Ils n’avaient que 7 ou 8 ans au moment des attentats du 11 septembre 2001, n’ont à l’époque pas perçu la portée de l’événement mais en ont ressenti les conséquences diffuses durant la décennie qui a suivi. 45 lycéens de Seine-Saint-Denis seront ce week-end sur la scène du théâtre de la Ville, à Paris, pour la pièce "11 septembre 2001".
Chaque personne a sa propre histoire du 11 septembre 2001. Dans le cas de celles suffisamment âgées pour mesurer l’ampleur de la tragédie, le récit bégaie souvent : des images en boucle à la télévision, le choc, les appels téléphoniques aux connaissances, la crainte, la certitude qu’une guerre était enclenchée, l’incompréhension.
Pour qui ne dépassait alors pas la dizaine d’années, que l’on nomme aujourd’hui la "génération 11 septembre", cette journée fatidique se raconte plutôt en impressions :
On est petits, il passe à la télé des scènes qu’on ne voit d’habitude que dans les films, nos parents ont l’air effrayés. C’est sans doute choquant ce que je vais dire, mais pour moi cela avait quelque chose de fascinant,"
confesse Sabrina, lycéenne de 17 ans à Aulnay-sous-Bois.
Un an de travail pour cette « troupe éphémère »
Sabrina fait partie, avec 44 autres jeunes de trois lycées de Seine-Saint-Denis, de la "troupe éphémère" qui jouera ce week-end, au théâtre de la Ville à Paris, la pièce de Michel Vinaver, "11 septembre 2001". L’œuvre est un collage de paroles directement issues de l’événement : celles de journalistes, de rescapés, de politiques ou encore de victimes du crash de Pittsburgh. Le tout servi par une mise en scène sombre et ironique d’Arnaud Meunier. C’est à lui que ces jeunes de 17 et 18 ans doivent leur présence sur scène: l’un campe Donald Rumsfeld, l’autre George W. Bush, le troisième Oussama Ben Laden.
Lorsque l’on parle du 11 septembre, tout le monde évoque le passé. Avec ces jeunes, j’ai choisi d’interroger le futur : où en sommes-nous dix ans après ?"
Discuter avec ces apprentis comédiens illustre le propos du metteur en scène : la plupart ne connaissaient pas parfaitement la chronologie des événements du 11 septembre avant de se pencher sur la pièce. Ils ne semblent pas plus enclins à aborder le sujet aujourd’hui. C’est déjà l’Histoire. Une histoire sur laquelle ils ont travaillé durant un an, à raison d’une séance par semaine, en compagnie de cinq comédiens professionnels qui ont participé à leur initiation théâtrale.

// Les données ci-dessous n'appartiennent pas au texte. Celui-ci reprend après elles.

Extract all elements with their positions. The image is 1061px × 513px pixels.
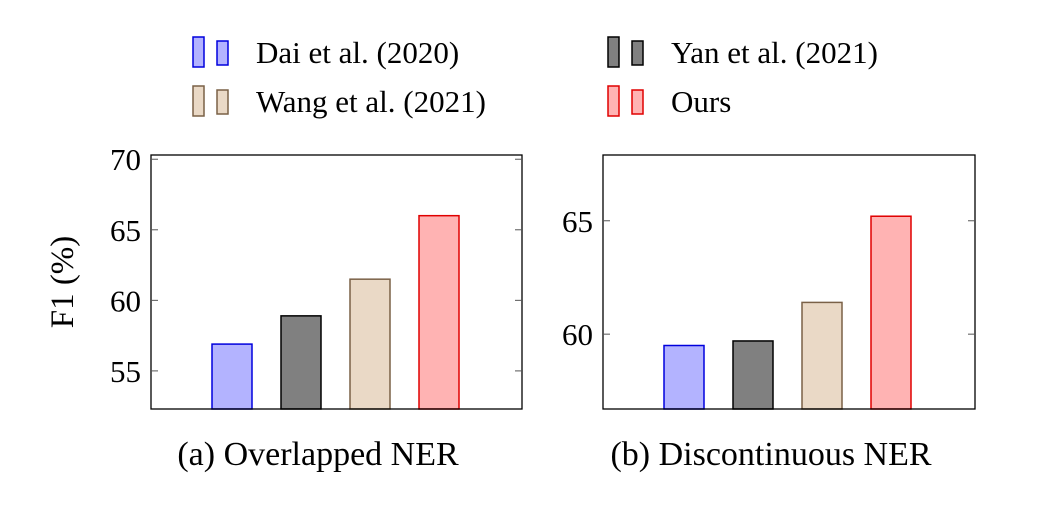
- legend-label: Dai et al. (2020): [256, 35, 459, 70]
- legend-entry: Ours: [607, 84, 731, 119]
- bar-1: [211, 343, 253, 410]
- y-tick-label: 55: [110, 354, 141, 389]
- panel-caption: (b) Discontinuous NER: [610, 436, 931, 473]
- legend-swatch: [192, 36, 205, 68]
- legend: Dai et al. (2020) Yan et al. (2021) Wang e…: [192, 35, 878, 119]
- legend-swatch: [192, 85, 205, 117]
- panel-caption: (a) Overlapped NER: [177, 436, 459, 473]
- legend-label: Ours: [671, 84, 731, 119]
- legend-swatch: [607, 85, 620, 117]
- legend-entry: Wang et al. (2021): [192, 84, 486, 119]
- legend-label: Yan et al. (2021): [671, 35, 878, 70]
- axis-frame: [150, 154, 523, 410]
- legend-swatch: [631, 40, 644, 66]
- legend-swatch: [216, 89, 229, 115]
- bar-3: [801, 301, 843, 410]
- y-tick-label: 60: [110, 283, 141, 318]
- bar-2: [732, 340, 774, 410]
- legend-label: Wang et al. (2021): [256, 84, 486, 119]
- legend-swatch: [607, 36, 620, 68]
- y-tick-label: 60: [562, 317, 593, 352]
- chart-panel-discontinuous: 60 65 (b) Discontinuous NER: [562, 154, 976, 473]
- legend-entry: Yan et al. (2021): [607, 35, 878, 70]
- bar-4: [870, 215, 912, 410]
- bar-3: [349, 278, 391, 410]
- axis-frame: [602, 154, 976, 410]
- chart-panel-overlapped: 55 60 65 70 F1 (%) (a) Overlapped NER: [45, 142, 523, 473]
- y-tick-label: 65: [562, 204, 593, 239]
- y-tick-label: 65: [110, 213, 141, 248]
- y-axis-label: F1 (%): [45, 236, 81, 329]
- legend-swatch: [631, 89, 644, 115]
- y-tick-label: 70: [110, 142, 141, 177]
- legend-swatch: [216, 40, 229, 66]
- bar-2: [280, 315, 322, 410]
- bar-1: [663, 344, 705, 410]
- legend-entry: Dai et al. (2020): [192, 35, 459, 70]
- bar-4: [418, 214, 460, 410]
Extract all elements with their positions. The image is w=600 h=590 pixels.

Le 11 septembre, c’est déjà hier
Le propos se fait plus volubile lorsqu’il s’agit d’évoquer le "plaisir de jouer ensemble", "la découverte du théâtre", l’"envie de tous se revoir". L’esprit fixé sur aujourd’hui, le regard sur demain, avec l’art comme moyen de dépasser le quotidien. Dans un département où un tiers des habitants ont moins de 25 ans
La Seine-Saint-Denis c’est le territoire de tous les fantasmes, on n’en parle qu’en cas d’émeutes. Cette pièce est une formidable occasion d’abandonner les préjugés."
explique Arnaud Meunier. Et de poursuivre :
La moitié de ces jeunes sont de confession musulmane, ce qui n’est pas le moindre des symboles lorsque l’on sait que le 11 septembre représente le début de la doctrinisation de l’islamophobie."
Un mal dont souffrent nombre de jeunes musulmans en France, victimes des préjugés liés à l’extrémisme religieux et aux attentats. A la question de savoir si le fait de donner une image différente de celle véhiculée habituellement pourrait changer les mentalités, la réponse de Soumail, 18 ans, se fait laconique : "Non".
Non pas de l’indifférence. Seulement une volonté de ne pas se laisser parasiter pendant les instants de répit. Et puis le 11 septembre, cela n’est déjà plus qu’une histoire que l’on se raconte. Ou que l’on joue.
"11 septembre 2001", une pièce de Michel Vinaver, mise en scène par Arnaud Meunier. Représentations le 10 septembre (20h30) et 11 septembre (15h et 20h30) au Théâtre de la Ville. Représentation le 7 octobre au forum du Blanc-Mesnil.